Опять подошли к пруду. Монастырь, скамья на левом берегу, изгибы арт-нуво, сейчас это кажется безвкусным. Ледяной чай из турецкой фляги. Евреи. Пора решать. Святой Герасимос, покровитель душевнобольных.
Жить: там где люстры диваны зеркала гобелены лепнина медные прутья на лестнице охотничьи сцены в курительной комнате рог изобилия в столовой камин в гостиной выстрелы в роще китайский фонарик и флагшток. Любить: покладистого хынека, чтобы подносил огонь к сигарете, гладил колено. Купить ему зеленую вельветовую куртку. Ходить с ним по опавшим листьям. Заглядывать в глаза. Опираться на трость, прокалывать труху. Разговаривать о приливах и отливах. Научить его путешествовать по костям, научить тайному свисту, гипнотизирующему матросов. Пусть разгадывает кланы по шерстяным клеткам, пьет вересковый мед, переплывает ручьи на лодке из кожи зебу. З-д и М-д, их имена.

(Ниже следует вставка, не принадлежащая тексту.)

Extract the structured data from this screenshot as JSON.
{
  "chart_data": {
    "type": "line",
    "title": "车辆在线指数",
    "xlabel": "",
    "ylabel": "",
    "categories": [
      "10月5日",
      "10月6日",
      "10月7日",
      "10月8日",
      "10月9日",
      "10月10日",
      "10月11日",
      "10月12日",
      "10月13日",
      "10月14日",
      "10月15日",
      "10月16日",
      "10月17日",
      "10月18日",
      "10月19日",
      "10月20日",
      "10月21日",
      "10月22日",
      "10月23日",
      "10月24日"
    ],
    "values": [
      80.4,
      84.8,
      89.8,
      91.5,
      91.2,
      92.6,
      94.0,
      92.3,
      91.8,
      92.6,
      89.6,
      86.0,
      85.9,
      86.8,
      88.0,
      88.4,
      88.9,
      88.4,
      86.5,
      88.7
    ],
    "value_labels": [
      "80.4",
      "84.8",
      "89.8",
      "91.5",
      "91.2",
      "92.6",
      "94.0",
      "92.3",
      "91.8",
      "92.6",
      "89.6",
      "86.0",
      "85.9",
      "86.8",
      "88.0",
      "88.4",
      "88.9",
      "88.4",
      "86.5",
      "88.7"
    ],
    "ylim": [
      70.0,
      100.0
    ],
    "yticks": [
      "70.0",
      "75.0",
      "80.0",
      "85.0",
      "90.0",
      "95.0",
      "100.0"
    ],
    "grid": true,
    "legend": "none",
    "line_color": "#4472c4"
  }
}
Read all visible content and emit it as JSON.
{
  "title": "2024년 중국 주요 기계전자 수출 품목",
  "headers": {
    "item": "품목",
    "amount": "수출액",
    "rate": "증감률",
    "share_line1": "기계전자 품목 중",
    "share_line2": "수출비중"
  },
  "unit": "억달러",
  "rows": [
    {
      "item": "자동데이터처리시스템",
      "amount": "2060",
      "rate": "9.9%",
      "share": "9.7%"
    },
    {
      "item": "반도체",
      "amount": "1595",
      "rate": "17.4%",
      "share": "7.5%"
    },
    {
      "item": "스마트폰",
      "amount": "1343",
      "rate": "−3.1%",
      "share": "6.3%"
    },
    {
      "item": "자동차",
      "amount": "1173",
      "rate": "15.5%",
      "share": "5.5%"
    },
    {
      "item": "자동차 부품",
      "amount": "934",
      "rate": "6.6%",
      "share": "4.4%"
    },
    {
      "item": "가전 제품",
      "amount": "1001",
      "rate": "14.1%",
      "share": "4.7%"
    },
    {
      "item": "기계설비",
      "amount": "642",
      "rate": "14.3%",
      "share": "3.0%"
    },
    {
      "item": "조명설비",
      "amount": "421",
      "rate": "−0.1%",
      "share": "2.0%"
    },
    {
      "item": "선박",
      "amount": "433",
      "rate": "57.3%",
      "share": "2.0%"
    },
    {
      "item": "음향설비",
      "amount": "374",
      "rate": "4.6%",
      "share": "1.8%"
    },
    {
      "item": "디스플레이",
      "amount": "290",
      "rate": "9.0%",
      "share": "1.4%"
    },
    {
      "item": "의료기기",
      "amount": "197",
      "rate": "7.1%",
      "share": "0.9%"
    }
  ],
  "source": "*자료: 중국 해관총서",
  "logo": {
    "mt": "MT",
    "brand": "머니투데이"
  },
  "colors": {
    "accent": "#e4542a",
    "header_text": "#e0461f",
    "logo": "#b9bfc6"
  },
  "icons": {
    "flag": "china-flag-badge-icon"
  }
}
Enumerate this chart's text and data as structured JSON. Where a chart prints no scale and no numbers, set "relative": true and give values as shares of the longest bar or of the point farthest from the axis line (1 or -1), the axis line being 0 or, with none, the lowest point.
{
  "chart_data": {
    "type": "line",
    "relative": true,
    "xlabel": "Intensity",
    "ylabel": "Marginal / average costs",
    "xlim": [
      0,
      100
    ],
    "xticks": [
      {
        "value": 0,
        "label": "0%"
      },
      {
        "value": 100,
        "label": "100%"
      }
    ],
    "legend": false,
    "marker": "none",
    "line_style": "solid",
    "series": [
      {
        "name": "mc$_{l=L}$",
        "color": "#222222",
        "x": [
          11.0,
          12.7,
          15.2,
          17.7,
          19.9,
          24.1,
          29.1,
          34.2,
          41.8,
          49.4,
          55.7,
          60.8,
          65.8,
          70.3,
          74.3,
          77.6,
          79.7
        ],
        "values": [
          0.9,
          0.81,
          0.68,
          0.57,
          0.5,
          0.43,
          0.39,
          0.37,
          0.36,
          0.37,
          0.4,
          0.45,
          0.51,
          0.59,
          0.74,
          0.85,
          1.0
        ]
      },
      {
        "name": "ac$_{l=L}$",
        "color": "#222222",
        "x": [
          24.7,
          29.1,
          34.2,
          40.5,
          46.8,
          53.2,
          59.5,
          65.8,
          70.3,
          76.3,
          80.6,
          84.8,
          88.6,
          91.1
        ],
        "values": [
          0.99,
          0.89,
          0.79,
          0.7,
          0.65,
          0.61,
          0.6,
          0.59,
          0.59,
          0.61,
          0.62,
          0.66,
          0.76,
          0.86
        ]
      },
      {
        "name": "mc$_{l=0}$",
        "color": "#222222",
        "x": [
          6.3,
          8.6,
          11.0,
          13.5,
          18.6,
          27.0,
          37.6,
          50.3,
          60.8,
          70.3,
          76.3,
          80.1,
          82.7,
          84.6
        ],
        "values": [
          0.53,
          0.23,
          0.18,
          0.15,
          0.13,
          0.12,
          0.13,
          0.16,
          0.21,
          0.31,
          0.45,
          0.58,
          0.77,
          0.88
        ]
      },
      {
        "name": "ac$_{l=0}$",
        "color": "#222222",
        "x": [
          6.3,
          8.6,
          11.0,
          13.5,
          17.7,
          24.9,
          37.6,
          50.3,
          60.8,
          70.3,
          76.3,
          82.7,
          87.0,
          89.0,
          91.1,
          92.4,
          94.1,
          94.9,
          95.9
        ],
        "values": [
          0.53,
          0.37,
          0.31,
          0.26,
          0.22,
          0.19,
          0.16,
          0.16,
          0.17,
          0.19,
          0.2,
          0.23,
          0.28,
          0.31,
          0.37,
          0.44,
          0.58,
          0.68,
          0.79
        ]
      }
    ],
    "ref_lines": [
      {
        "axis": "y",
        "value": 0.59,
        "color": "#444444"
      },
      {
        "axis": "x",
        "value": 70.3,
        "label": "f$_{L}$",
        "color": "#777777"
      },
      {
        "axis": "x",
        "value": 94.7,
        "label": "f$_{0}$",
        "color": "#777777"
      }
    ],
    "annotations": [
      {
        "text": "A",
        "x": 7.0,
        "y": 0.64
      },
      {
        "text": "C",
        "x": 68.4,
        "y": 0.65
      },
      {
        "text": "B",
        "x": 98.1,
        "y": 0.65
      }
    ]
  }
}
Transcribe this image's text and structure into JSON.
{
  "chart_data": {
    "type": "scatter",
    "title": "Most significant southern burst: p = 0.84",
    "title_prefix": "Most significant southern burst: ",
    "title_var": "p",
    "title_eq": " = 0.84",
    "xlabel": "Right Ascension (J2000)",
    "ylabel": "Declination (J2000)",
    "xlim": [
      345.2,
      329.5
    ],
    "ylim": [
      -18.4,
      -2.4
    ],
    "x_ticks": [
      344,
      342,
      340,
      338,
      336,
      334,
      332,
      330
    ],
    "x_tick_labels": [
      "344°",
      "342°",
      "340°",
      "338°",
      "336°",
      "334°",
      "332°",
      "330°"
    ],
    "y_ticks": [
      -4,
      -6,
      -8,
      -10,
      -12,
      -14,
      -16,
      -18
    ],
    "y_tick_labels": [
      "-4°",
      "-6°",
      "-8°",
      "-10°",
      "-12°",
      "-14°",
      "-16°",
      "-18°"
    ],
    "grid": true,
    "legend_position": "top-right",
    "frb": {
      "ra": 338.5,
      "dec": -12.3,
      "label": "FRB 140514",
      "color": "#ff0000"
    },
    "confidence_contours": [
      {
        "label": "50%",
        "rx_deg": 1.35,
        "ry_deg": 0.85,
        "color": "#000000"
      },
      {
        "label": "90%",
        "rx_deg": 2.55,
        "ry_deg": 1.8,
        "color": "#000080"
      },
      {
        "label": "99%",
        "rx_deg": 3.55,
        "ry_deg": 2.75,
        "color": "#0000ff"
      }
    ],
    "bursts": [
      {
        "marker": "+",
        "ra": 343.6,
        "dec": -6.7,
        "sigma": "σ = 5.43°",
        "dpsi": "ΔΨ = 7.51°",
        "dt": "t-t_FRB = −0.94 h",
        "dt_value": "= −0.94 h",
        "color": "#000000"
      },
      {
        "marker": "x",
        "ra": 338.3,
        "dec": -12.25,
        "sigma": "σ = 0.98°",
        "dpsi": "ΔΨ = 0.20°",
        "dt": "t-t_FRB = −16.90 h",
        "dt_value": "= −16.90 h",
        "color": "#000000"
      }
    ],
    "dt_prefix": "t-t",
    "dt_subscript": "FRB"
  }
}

— Кто-то ведь собирался в бордель. Забыл?
— В субботу?
— В субботу.
Суббота, 30 октября.
61
Отслоил поверхностную фасцию, добрался до ременной мышцы шеи. Вот поперечно-остистая, подзатылочная, подвздошно-реберная, задняя атлантозатылочная мембрана, межпоперечные мышцы поясницы. Паховое кольцо над лобковой костью.
Улыбка Жана Донета, первозданная, в скудости "Отеля де ля Сюз". Свистит младенческими зубами: Ю-ю!
Ждет химическую супругу, дочь Бабалон, искупление новорожденного эона. Избраны три футболиста из юношеской сборной (вратарь, нападающий, полузащитник), их смешные разговоры, языки, пропитанные дешевым дымом, неумелые губы. Фантастические междометия. Родились, когда у нас уже подкашивались ноги. Когда каждый стакан, каждый вздох, каждый порошок кажется лишним. Mirror cracked from side to side. Потрогал место, где была белая кнопка. Дырки от шурупов все темнее. Груши "побил мороз". Кто остался, парни?